Maytansine is a potent microtubule-targeted compound that induces mitotic arrest and kills tumor cells at subnanomolar concentrations. However, its side effects and lack of tumor specificity have prevented successful clinical use. Recently, antibody-conjugated maytansine derivatives have been developed to overcome these drawbacks. Several conjugates show promising early clinical results. We evaluated the effects on microtubule polymerization and dynamic instability of maytansine and two cellular metabolites (S-methyl-DM1 and S-methyl-DM4) of antibody-maytansinoid conjugates that are potent in cells at picomolar levels and that are active in tumor-bearing mice. Although S-methyl-DM1 and S-methyl-DM4 inhibited polymerization more weakly than maytansine, at 100 nmol/L they suppressed dynamic instability more strongly than maytansine (by 84% and 73%, respectively, compared with 45% for maytansine). However, unlike maytansine, S-methyl-DM1 and S-methyl-DM4 induced tubulin aggregates detectable by electron microscopy at concentrations ≥2 μmol/L, with S-methyl-DM4 showing more extensive aggregate formation than S-methyl-DM1. Both maytansine and S-methyl-DM1 bound to tubulin with similar KD values (0.86 ± 0.2 and 0.93 ± 0.2 μmol/L, respectively). Tritiated S-methyl-DM1 bound to 37 high-affinity sites per microtubule (KD, 0.1 ± 0.05 μmol/L). Thus, S-methyl-DM1 binds to high-affinity sites on microtubules 20-fold more strongly than vinblastine. The high-affinity binding is likely at microtubule ends and is responsible for suppression of microtubule dynamic instability. Also, at higher concentrations, S-methyl-DM1 showed low-affinity binding either to a larger number of sites on microtubules or to sedimentable tubulin aggregates. Overall, the maytansine derivatives that result from cellular metabolism of the antibody conjugates are themselves potent microtubule poisons, interacting with microtubules as effectively as or more effectively than the parent molecule. Mol Cancer Ther; 9(10); 2689–99. ©2010 AACR.
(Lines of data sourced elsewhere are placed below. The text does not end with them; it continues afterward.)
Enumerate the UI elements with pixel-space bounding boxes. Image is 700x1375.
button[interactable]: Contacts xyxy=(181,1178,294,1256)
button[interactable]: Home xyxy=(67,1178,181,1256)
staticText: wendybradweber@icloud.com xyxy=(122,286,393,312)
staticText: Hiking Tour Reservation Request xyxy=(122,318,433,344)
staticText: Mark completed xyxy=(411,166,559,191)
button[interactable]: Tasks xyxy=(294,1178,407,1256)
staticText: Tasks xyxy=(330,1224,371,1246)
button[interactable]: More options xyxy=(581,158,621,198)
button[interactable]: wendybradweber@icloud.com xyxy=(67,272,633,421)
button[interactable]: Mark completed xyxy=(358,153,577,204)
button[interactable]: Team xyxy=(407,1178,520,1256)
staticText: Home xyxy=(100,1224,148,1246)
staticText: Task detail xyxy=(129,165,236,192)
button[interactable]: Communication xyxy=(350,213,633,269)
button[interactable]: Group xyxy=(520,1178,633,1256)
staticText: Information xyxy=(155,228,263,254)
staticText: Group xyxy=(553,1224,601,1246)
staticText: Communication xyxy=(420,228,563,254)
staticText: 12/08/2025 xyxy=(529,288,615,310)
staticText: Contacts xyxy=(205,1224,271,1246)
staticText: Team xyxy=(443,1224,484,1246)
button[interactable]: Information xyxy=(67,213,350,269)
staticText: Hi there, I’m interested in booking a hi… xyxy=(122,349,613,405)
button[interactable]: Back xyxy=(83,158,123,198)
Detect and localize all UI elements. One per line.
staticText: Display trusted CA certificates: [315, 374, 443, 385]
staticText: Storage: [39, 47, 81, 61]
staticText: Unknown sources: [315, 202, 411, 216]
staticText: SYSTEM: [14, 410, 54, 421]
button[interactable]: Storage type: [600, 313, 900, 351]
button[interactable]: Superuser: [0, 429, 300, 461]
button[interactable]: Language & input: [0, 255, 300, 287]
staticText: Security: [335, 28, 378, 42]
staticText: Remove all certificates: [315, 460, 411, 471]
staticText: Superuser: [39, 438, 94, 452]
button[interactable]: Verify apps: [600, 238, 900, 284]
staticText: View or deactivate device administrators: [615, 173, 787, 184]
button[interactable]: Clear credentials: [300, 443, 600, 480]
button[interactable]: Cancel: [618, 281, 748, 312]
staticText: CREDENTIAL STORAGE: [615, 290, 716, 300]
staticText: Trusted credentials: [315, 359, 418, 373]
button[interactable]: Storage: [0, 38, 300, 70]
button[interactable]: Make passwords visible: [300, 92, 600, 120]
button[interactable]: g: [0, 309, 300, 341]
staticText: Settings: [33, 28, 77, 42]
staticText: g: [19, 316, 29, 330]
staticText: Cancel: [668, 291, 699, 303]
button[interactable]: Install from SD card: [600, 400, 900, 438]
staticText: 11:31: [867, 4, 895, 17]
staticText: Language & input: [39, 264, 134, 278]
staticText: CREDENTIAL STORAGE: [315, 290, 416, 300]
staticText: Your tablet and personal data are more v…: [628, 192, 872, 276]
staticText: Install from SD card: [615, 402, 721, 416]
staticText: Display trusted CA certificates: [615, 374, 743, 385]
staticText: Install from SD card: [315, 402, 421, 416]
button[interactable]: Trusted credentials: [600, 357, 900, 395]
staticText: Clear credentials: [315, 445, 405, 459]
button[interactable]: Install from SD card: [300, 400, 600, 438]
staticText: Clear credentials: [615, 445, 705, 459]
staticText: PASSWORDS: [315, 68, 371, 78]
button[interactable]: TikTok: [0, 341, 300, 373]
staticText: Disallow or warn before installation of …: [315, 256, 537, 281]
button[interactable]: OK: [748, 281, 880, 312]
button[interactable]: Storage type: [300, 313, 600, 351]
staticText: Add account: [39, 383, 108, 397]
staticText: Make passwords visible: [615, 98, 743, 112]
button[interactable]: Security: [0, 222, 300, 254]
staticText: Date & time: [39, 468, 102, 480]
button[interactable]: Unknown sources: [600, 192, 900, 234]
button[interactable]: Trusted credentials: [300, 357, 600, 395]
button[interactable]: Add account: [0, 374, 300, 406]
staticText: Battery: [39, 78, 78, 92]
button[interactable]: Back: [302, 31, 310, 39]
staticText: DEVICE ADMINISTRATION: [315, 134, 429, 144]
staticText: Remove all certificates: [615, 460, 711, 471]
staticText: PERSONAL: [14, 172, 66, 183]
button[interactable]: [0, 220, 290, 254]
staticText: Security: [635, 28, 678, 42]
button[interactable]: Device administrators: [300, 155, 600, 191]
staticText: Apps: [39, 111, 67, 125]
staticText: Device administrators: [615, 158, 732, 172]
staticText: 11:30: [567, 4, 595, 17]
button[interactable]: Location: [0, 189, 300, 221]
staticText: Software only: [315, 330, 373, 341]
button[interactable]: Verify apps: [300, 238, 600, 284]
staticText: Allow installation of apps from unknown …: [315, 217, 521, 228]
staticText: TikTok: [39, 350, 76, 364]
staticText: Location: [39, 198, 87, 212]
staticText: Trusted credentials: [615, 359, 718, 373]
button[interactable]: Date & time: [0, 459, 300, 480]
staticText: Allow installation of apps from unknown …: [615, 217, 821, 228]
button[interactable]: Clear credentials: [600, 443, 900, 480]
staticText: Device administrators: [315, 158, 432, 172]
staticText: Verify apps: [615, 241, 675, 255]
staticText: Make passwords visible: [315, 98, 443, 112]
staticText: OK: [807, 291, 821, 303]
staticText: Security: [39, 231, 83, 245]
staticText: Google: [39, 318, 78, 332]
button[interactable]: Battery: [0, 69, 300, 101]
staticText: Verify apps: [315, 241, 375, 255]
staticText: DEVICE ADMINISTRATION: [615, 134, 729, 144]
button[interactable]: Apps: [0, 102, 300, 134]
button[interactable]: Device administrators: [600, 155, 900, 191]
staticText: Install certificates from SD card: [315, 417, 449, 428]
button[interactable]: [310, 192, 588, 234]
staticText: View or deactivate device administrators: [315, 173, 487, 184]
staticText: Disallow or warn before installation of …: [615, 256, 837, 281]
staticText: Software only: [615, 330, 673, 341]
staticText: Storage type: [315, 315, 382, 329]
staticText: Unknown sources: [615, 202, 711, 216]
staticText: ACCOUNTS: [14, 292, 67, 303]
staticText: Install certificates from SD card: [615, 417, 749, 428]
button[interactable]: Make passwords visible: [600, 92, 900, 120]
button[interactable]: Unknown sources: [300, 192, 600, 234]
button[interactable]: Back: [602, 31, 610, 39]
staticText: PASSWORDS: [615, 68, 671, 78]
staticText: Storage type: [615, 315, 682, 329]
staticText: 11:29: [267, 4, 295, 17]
Maytansinoid-Antibody Conjugates Induce Mitotic Arrest by Suppressing Microtubule Dynamic Instability

Maytansine and its analogues (maytansinoids) are potent microtubule-targeted compounds that inhibit proliferation of cells at mitosis. Antibody-maytansinoid conjugates consisting of maytansinoids (DM1 and DM4) attached to tumor-specific antibodies have shown promising clinical results. To determine the mechanism by which the antibody-DM1 conjugates inhibit cell proliferation, we examined the effects of the cleavable anti-EpCAM-SPP-DM1 and uncleavable anti-EpCAM-SMCC-DM1 conjugates on MCF7 human breast tumor cells. We also examined the effects of the free maytansinoids, maytansine and S-methyl DM1 (a version of DM1 that is stable in cell culture medium), for comparison. Both the conjugates and free maytansinoids potently inhibited MCF7 cell proliferation at nanomolar and subnanomolar concentrations, respectively, by arresting the cells in mitotic prometaphase/metaphase. Arrest occurred in concert with the internalization and intracellular processing of both conjugates under conditions that induced abnormal spindle organization and suppressed microtubule dynamic instability. Microtubule depolymerization occurred only at significantly higher drug concentrations. The results indicate that free maytansinoids, antibody-maytansinoid conjugates, and their metabolites exert their potent antimitotic effects through a common mechanism involving suppression of microtubule dynamic instability. Mol Cancer Ther; 9(10); 2700–13. ©2010 AACR.